Na ausência de tratamento, por volta dos quarenta anos, desenvolvem-se doenças intercorrentes que levam à morte.

Se a distonia de torção é uma consequência de outra doença (por exemplo, câncer no cérebro), o prognóstico depende do curso da doença.

Se a família da criança desenvolver sintomas de distonia de torção, mais procriação deve ser abandonada. Também para prevenção deve usar vitaminas do complexo B.

Existem alimentos que contêm grandes quantidades de vitaminas B, especialmente B1 e B6, necessárias para o funcionamento normal do sistema nervoso. São leguminosas, nozes, trigo sarraceno, milho, carne, repolho, ovos.

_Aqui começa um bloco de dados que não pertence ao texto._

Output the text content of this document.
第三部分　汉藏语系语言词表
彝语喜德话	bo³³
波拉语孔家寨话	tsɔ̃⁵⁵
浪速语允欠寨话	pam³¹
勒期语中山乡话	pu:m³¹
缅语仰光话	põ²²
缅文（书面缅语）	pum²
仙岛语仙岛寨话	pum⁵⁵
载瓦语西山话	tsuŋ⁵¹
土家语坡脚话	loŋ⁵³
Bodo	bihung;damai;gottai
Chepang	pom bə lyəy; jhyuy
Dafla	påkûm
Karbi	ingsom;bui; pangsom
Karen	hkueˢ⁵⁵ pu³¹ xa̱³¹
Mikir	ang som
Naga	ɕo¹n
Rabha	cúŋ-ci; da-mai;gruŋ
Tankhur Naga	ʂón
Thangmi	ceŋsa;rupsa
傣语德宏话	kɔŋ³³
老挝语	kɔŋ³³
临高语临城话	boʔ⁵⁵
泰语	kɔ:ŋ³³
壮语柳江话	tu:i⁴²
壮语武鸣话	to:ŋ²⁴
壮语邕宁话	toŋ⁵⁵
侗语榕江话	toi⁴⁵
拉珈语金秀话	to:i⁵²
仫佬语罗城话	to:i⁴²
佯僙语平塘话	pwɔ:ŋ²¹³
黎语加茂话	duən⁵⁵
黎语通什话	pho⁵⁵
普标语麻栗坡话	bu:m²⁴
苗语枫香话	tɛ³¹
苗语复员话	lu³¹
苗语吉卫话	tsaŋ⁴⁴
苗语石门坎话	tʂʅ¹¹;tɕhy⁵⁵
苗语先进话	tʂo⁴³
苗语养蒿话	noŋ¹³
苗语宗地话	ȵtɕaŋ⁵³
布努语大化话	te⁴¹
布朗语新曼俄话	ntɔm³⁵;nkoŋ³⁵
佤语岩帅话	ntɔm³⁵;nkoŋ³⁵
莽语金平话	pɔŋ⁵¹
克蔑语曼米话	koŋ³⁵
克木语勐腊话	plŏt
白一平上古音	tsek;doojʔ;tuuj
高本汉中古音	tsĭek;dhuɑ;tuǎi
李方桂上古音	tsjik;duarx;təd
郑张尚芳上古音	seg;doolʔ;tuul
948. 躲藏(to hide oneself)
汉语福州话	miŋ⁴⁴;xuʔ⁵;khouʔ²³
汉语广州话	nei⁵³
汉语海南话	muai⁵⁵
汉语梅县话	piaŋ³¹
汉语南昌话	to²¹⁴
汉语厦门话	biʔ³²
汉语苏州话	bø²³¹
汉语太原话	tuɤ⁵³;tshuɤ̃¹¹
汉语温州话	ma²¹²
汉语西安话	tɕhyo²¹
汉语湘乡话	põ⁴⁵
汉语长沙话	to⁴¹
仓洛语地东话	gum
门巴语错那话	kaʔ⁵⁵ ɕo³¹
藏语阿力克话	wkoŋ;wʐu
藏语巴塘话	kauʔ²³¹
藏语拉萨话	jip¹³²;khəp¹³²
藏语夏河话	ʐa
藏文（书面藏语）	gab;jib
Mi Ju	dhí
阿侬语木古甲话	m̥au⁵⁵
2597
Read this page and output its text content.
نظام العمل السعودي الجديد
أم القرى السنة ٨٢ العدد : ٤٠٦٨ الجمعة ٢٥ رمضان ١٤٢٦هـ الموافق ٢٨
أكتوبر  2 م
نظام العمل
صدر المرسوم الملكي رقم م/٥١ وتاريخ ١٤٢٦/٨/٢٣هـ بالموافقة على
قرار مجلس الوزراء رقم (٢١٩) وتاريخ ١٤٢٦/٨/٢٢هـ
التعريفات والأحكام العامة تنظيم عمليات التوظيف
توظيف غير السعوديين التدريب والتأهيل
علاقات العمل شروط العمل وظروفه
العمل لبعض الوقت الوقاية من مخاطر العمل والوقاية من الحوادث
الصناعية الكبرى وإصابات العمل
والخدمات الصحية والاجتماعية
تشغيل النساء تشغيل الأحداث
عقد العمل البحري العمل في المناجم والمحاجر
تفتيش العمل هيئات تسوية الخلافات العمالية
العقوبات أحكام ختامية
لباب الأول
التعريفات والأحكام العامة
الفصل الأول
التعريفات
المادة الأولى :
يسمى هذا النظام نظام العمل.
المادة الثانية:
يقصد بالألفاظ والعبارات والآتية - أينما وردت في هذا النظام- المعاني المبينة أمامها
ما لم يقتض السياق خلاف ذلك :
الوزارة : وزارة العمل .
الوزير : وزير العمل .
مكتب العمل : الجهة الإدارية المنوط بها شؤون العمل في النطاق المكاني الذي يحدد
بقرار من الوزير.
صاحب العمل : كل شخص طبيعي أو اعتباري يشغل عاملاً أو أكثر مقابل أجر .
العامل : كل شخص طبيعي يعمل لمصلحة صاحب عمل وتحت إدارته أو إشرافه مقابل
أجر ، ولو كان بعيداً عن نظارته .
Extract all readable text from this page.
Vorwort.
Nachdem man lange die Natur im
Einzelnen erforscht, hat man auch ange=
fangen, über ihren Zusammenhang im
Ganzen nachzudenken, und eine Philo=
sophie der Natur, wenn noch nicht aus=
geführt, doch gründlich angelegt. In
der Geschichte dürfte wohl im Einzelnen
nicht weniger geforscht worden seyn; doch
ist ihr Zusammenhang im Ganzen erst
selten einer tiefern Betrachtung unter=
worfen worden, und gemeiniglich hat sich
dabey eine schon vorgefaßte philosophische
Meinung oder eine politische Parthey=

Assim, a distonia de torção é uma doença na qual os músculos do tronco, pescoço e membros se contraem involuntariamente, torcendo o corpo em torno de seu eixo. A causa da doença é um mau funcionamento em certas partes do cérebro. O prognóstico na ausência de tratamento é desfavorável. Para o tratamento da doença, é utilizado um complexo de medidas, incluindo exercícios, medicamentos e intervenção cirúrgica.

Svetlana Borszavich

Clínico geral, cardiologista, com trabalho ativo em terapia, gastroenterologia, cardiologia, reumatologia, imunologia com alergologia.
Fluente em métodos clínicos gerais para o diagnóstico e tratamento de doenças cardíacas, bem como eletrocardiografia, ecocardiografia, monitoramento de cólera em um eletrocardiograma e monitoramento diário da pressão arterial.
O complexo de tratamento desenvolvido pelo autor ajuda significativamente com lesões cerebrovasculares e distúrbios metabólicos no cérebro e doenças vasculares: hipertensão e complicações causadas pelo diabetes.
O autor é membro da European Society of Therapists, participante regular em conferências e congressos científicos na área da cardiolmedicina e medicina geral. Ela tem participado repetidamente de um programa de pesquisa em uma universidade privada no Japão na área de medicina reconstrutiva.